All adults in Iqaluit now able to get COVID-19 vaccine

A nurse prepares a syringe with Moderna COVID-19 vaccine during the national launch of the vaccination of hospital staff at the Etterbeek-Ixelles site of the Iris Sud Hospitals in Brussels, Monday, Jan. 18, 2021. (Stephanie Lecocq, Pool Photo via AP)
Mass vaccination clinics started in Iqaluit, the capital of Canada’s Arctic territory of Nunavut, Monday morning, marking a big step toward the territory’s goal of having 75 per cent of the adult population vaccinated.

So far, vaccinations have been available in Iqaluit for residents 45 years old and over.

Seniors, health staff and people who live in shelters were given vaccines first. Vaccine clinics have already rolled out in most communities in the territory.

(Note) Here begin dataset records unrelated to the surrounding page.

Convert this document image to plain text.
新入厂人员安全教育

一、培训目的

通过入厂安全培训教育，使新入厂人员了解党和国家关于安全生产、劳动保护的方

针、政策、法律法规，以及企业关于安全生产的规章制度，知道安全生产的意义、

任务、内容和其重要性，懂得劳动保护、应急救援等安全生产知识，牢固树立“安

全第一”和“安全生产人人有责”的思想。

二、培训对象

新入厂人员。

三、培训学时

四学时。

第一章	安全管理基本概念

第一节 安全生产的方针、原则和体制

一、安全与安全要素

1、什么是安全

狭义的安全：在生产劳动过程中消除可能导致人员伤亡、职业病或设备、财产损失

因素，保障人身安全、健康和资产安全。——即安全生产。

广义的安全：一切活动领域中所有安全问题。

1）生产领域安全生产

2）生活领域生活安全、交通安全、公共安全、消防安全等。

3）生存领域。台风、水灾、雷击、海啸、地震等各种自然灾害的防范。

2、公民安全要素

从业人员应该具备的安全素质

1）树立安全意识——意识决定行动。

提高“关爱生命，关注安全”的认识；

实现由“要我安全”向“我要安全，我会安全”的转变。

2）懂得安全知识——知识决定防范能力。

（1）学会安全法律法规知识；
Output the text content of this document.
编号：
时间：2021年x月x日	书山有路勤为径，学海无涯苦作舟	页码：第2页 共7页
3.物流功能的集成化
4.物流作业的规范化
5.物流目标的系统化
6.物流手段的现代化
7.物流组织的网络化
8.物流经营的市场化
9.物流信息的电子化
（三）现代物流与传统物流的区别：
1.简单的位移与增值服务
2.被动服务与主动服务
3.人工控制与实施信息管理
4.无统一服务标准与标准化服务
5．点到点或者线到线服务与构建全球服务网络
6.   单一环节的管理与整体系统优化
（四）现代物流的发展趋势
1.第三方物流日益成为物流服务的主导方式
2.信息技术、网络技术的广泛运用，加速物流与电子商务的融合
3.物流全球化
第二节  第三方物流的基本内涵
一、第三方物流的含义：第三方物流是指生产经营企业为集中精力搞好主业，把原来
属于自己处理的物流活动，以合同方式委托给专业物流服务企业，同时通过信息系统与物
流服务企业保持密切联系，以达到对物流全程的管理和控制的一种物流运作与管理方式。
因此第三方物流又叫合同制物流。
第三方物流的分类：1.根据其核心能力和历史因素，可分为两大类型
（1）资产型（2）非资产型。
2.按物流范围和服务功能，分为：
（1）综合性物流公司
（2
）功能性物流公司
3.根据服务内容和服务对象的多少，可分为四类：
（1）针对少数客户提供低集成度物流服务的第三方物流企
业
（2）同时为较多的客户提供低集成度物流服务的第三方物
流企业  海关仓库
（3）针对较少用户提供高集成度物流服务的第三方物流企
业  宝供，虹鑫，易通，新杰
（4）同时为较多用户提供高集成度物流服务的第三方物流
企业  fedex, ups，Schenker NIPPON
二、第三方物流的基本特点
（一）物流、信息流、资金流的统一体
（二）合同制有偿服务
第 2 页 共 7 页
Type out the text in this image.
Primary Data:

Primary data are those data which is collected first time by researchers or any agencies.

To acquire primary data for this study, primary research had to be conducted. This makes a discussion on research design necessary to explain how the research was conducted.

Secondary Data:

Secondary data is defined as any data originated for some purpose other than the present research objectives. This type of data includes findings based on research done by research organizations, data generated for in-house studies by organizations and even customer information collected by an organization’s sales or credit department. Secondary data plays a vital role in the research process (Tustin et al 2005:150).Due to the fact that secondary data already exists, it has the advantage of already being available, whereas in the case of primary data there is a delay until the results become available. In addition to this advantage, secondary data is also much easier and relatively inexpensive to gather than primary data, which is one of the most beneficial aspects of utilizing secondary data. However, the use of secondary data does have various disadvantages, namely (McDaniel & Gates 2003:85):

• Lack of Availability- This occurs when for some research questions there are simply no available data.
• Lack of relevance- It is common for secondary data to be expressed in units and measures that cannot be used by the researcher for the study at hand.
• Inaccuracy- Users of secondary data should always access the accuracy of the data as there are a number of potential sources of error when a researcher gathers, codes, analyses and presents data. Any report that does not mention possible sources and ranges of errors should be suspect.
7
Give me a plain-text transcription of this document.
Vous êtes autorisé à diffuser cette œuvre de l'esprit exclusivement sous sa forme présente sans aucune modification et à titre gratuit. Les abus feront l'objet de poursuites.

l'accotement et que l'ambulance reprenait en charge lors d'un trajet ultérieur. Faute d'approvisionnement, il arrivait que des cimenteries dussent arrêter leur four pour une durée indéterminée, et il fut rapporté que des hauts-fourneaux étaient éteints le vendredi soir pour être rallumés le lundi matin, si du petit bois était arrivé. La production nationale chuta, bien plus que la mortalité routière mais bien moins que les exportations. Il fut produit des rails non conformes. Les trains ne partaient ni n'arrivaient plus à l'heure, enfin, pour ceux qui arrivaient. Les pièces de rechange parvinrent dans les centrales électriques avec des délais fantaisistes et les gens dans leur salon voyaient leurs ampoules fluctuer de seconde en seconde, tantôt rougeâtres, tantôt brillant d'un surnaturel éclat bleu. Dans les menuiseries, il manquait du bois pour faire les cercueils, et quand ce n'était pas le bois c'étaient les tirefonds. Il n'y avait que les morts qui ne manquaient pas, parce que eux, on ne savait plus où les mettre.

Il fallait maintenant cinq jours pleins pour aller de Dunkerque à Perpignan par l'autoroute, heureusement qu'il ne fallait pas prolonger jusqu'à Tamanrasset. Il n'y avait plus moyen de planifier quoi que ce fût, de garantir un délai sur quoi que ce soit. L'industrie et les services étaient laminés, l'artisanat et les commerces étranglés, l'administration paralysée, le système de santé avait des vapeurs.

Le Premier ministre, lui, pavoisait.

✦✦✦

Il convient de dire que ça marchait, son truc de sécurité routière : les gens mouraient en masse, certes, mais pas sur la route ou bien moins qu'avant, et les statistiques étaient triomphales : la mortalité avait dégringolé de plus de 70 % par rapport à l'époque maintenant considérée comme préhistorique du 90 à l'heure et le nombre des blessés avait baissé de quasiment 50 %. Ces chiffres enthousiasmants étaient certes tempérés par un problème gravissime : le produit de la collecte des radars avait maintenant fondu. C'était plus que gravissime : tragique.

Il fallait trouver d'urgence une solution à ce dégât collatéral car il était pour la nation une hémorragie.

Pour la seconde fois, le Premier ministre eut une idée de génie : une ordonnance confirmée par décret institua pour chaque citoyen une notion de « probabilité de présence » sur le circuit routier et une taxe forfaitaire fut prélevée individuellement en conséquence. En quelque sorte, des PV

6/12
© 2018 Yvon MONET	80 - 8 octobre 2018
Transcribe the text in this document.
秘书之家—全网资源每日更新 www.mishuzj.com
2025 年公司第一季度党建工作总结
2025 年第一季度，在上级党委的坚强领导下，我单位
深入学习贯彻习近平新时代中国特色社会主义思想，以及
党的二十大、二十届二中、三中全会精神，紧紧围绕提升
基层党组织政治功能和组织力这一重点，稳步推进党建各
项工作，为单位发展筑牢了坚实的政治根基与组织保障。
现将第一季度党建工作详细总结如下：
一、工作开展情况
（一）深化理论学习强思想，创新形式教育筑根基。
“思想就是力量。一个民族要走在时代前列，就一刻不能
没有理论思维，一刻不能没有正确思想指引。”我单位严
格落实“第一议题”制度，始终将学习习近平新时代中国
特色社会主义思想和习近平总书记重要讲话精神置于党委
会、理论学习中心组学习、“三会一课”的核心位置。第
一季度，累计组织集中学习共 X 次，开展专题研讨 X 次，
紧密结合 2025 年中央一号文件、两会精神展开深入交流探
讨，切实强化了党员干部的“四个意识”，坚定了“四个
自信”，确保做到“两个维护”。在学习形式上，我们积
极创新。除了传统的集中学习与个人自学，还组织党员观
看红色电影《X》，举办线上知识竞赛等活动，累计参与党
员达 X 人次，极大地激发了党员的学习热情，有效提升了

With the opening of today’s clinics in Iqaluit, all three Northern territories have made the COVID-19 vaccine available to their entire adult population.

Nunavut has received 26,400 vaccine doses as of March 11.

A spokesperson for the Nunavut government says the Iqaluit Public Health team has been “extremely busy” taking appointments for the Moderna vaccine. Between four and six people are booking appointments.

This week, there have been 1,500 appointments booked for first doses in Iqaluit.

As of Sunday, there have been 15,889 doses administered across Nunavut, 10,139 of which are first doses. Second dose clinics will run into April.

There have been 383 total confirmed cases of COVID-19 in the territory, and there are six active cases, all in Arviat, where the majority of cases have been.

Because Nunavut has a high population of youth under 18 years old, Premier Joe Savikataaq has been urging adults to get their vaccines to keep their communities safe.